ARCH location has become 'difficult place' for shelter to be, says Front Steps

Saturday night's shooting near the Austin Resource Center for the Homeless (ARCH) is the second in a week.  

On Monday, Greg McCormack, executive director of Front Steps, the nonprofit that runs the ARCH, said the violence outside is a big problem.

"We always had some campers and some pop-up kind of things going on outside but we've recently seen an increase in that and a little bit more of a permanency to it," McCormack said about the camping across the street from the facility. "You know it was starting to increase in the last few months but we saw an increase with the ordinance changes."

The situation on the sidewalks outside the ARCH has been an ongoing issue over the years for tourists, business owners, police, and the homeless.  

"Many of the folks that you see outside today here are not homeless and are here because of the opportunity to be able to sell drugs and do other things and it's unfortunate," McCormack said.
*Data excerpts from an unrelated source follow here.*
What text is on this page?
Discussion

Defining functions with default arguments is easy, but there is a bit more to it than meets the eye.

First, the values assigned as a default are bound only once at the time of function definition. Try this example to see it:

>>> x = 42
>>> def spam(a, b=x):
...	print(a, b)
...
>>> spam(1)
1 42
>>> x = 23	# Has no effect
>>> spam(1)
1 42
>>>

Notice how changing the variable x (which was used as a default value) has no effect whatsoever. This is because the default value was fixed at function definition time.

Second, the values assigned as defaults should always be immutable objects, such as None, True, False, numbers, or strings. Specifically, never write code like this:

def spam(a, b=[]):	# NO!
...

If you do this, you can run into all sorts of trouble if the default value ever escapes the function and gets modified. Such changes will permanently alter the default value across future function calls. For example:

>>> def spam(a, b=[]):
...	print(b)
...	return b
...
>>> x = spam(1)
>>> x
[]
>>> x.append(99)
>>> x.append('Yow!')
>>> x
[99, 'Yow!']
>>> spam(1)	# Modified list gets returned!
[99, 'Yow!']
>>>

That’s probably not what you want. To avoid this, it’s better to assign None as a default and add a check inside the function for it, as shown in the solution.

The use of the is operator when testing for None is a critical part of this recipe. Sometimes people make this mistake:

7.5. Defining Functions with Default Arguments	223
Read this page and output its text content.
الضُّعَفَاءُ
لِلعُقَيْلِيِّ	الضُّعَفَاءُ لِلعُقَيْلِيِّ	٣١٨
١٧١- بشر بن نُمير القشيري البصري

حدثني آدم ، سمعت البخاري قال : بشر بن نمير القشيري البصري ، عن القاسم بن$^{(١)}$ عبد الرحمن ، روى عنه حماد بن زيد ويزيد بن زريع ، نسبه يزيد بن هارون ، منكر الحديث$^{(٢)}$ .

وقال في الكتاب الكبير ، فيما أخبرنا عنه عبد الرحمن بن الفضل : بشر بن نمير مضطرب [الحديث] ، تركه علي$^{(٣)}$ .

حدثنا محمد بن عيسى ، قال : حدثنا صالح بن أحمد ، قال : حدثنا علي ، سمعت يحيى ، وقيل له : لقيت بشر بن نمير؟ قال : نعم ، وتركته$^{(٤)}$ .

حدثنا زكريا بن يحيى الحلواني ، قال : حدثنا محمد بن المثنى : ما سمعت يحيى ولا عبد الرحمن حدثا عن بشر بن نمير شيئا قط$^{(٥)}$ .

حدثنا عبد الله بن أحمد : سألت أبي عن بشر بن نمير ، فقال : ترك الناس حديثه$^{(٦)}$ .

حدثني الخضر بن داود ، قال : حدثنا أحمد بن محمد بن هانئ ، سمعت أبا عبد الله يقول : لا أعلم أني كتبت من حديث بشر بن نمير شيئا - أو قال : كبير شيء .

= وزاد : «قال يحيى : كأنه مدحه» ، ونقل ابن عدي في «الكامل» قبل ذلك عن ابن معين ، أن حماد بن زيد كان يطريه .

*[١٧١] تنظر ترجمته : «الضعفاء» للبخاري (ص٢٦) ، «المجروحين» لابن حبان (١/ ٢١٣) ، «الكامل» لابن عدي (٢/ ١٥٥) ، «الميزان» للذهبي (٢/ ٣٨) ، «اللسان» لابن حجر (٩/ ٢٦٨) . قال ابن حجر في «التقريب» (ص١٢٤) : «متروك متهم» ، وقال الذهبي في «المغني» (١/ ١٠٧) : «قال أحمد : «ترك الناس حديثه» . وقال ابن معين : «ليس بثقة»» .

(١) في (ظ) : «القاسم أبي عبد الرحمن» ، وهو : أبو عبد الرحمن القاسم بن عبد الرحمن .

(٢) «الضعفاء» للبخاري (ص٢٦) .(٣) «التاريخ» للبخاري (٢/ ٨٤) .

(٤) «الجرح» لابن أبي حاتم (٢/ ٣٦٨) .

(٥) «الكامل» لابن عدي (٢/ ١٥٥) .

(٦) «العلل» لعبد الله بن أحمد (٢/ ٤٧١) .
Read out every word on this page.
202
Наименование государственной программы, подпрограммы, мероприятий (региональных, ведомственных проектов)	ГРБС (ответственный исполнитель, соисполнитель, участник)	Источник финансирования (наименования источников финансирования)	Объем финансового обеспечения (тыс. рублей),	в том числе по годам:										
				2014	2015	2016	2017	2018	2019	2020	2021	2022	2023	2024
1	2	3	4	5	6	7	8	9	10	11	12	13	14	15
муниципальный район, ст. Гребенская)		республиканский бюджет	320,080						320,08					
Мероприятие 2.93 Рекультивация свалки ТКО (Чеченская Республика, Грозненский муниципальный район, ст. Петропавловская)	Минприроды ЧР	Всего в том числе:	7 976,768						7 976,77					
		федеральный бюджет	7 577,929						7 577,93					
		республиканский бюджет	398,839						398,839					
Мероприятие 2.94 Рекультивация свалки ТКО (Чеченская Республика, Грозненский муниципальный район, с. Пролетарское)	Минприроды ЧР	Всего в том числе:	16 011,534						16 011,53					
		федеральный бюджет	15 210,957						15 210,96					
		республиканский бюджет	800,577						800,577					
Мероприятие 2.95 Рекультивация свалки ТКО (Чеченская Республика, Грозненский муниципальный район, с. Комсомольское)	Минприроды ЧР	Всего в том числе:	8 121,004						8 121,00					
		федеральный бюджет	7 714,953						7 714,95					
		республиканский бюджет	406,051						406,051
As for the violence happening right outside, McCormack says his first thought is about the safety of those working there and the clients.

"What's outside doesn't really impact what's going on inside as much except for the safety of it, you have to come and go and you have to be able to get in and out of there," McCormack said.

McCormack says one thing that would help is an increased police presence outside.

"We did a 30-day pilot, it's been almost two years ago now, where we had APD here for 24 hours a day for one month and there was probably a reduction of 50 to 60% of just sheer numbers of individuals outside and the violence went down dramatically," McCormack said.   

Austin Police Association President Ken Casaday has been critical of the ARCH and the crime in the area he feels is on the rise. He has consistently called on the City of Austin to move the building elsewhere.

"I think it's a combination of both: you have the mentally ill down there, you have people that are drug addicts and alcoholics and then you mix them with a bunch of teenagers coming in from around the country," Casaday said last week.

"For a long time there's been an interest in moving the ARCH and I agree that the business area around here has grown up to make this a difficult place for the shelter to be," McCormack said. 

McCormack says there are ways to co-exist and mitigate some of the problems with increased police presence.

"If there was a consensus that we needed to move the ARCH then I'm not opposed to that, let's move it, figure out a better place for people to be able to access services," McCormack said.

McCormack says the City's newest shelter project in south Austin will impact the ARCH area greatly.

"As far as what's going on outside here, I'm not sure that a new shelter is going to impact that greatly and again that's why I'd say we need to talk with those out here, find out what is an acceptable solution besides staying here on these sidewalks," McCormack said.  

The ARCH model is changing somewhat in October. The shelter will remove some beds to better serve a smaller number of clients at one time and the idea is to get them into housing quicker.

As far as moving the ARCH, Council Member Kathie Tovo said last week there are currently no plans to do that.

She does support putting more police at the ARCH but she says placement of officers is up to Police Chief Brian Manley.